Agencies-Gaza post
Palestine supporters interrupt Israeli Ambassador at Harvard Kennedy School
Chanting “end the occupation” and “apartheid has got to go,” Harvard Out of Occupied Palestine supporters interrupted an affair with Israel’s ambassador to the United States, Michael Herzog, at the Harvard Kennedy School on Thursday.
The Kennedy School’s Israel Caucus, a student gathering, arranged the occurrence with Herzog. The meeting was mediated by Eric B. Rosenbach, co-director of the Kennedy School’s Belfer Center. Shortly after Herzog started speaking, protestors disrupted the ambassador with chants and walked out of the event.
Morgan K. Benson, an HKS student who experienced the walkout, said he protested the Kennedy School’s determination to host “perpetrators of apartheid.”
“I’m disappointed that I go to a school where we can’t speak plainly about justice for Palestinians and the conditions that they’re living under, and that we are willing to platform war criminals who have directly contributed to those injustices,” Benson said. “It’s just necessary for students to counteract that normalization of the occupation that’s happening at the school.”

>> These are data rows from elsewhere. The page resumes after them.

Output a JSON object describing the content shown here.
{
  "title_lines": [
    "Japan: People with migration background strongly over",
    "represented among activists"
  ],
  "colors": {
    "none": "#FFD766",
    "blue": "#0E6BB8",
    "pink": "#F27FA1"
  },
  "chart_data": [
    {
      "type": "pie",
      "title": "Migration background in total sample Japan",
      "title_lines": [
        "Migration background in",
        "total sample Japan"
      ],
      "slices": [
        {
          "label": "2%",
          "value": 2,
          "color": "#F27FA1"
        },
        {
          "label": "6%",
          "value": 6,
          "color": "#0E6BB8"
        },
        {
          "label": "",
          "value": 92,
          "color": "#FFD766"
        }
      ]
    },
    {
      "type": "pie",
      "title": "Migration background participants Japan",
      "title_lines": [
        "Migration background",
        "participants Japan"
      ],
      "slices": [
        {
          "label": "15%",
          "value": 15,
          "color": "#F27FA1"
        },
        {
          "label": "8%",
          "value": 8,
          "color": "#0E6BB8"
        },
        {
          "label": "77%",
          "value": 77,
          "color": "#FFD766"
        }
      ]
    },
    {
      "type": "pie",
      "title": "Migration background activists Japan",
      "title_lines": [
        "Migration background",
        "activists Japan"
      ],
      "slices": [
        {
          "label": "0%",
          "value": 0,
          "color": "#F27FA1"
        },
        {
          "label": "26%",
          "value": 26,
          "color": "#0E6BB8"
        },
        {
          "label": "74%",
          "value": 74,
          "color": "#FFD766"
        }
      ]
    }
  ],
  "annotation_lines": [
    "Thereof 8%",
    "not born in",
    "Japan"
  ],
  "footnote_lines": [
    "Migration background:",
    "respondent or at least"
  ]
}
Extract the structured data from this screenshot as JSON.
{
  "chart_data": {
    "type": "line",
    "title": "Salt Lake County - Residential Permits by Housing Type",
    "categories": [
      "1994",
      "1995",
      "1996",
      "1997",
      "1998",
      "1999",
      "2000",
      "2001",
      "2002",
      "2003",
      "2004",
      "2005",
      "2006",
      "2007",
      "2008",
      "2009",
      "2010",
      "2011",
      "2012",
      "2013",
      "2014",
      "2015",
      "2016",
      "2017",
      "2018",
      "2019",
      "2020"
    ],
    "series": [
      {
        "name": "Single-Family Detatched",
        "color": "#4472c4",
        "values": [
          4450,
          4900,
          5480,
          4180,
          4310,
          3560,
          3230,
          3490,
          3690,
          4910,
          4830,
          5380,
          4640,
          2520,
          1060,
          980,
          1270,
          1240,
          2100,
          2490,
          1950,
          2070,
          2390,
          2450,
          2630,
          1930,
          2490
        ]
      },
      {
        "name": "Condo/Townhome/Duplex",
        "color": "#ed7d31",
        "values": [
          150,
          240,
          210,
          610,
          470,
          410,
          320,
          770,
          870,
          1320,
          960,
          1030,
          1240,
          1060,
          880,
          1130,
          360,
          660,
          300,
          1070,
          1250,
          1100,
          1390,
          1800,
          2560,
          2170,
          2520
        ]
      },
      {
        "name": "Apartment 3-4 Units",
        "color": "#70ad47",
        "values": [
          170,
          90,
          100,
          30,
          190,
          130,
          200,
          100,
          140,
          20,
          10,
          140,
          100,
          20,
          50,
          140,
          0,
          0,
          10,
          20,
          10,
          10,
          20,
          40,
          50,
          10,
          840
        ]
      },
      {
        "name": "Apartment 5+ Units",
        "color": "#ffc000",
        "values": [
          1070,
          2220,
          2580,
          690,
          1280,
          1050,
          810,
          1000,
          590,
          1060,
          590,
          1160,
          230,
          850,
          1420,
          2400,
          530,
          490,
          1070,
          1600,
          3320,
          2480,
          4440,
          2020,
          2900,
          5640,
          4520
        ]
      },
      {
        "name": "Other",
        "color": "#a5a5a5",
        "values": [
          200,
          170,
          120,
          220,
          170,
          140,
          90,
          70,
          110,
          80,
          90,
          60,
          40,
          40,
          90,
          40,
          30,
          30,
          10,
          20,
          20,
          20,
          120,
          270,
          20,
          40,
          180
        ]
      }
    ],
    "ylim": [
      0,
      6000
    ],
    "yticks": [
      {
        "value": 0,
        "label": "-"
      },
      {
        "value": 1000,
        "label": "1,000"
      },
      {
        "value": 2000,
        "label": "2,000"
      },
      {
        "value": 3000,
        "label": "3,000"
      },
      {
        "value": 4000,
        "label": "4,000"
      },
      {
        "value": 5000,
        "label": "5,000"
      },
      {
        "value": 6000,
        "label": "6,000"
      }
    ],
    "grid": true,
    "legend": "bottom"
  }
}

Joseph G. Leone, a student at the Kennedy School who also partook in the walkout, said he identifies the school will request a range of government officials, but those responsible “for Israeli apartheid and settler colonialism shouldn’t be welcomed at HKS.”
“HKS is going to host officials of various countries — that’s true — and we host plenty of odious figures from the United States as well,” Leone said. “But I think there’s a line, and I think that HKS has lines as well.”
Elad Strohmayer, a spokesperson for the Israeli Embassy in Washington, said in a report that the Ambassador came with the intention of entertaining in an open and honest dialogue.”
“While the Ambassador welcomes criticism, it was a shame that a small group of students only cared to create a provocation,” Strohmayer reported. “Change can be achieved by listening to one another and the Ambassador came with this purpose: to listen to and to have a productive conversation with the students.”
HKS spokesperson James F. Smith said in a report that the Kennedy School is “committed to open debate.”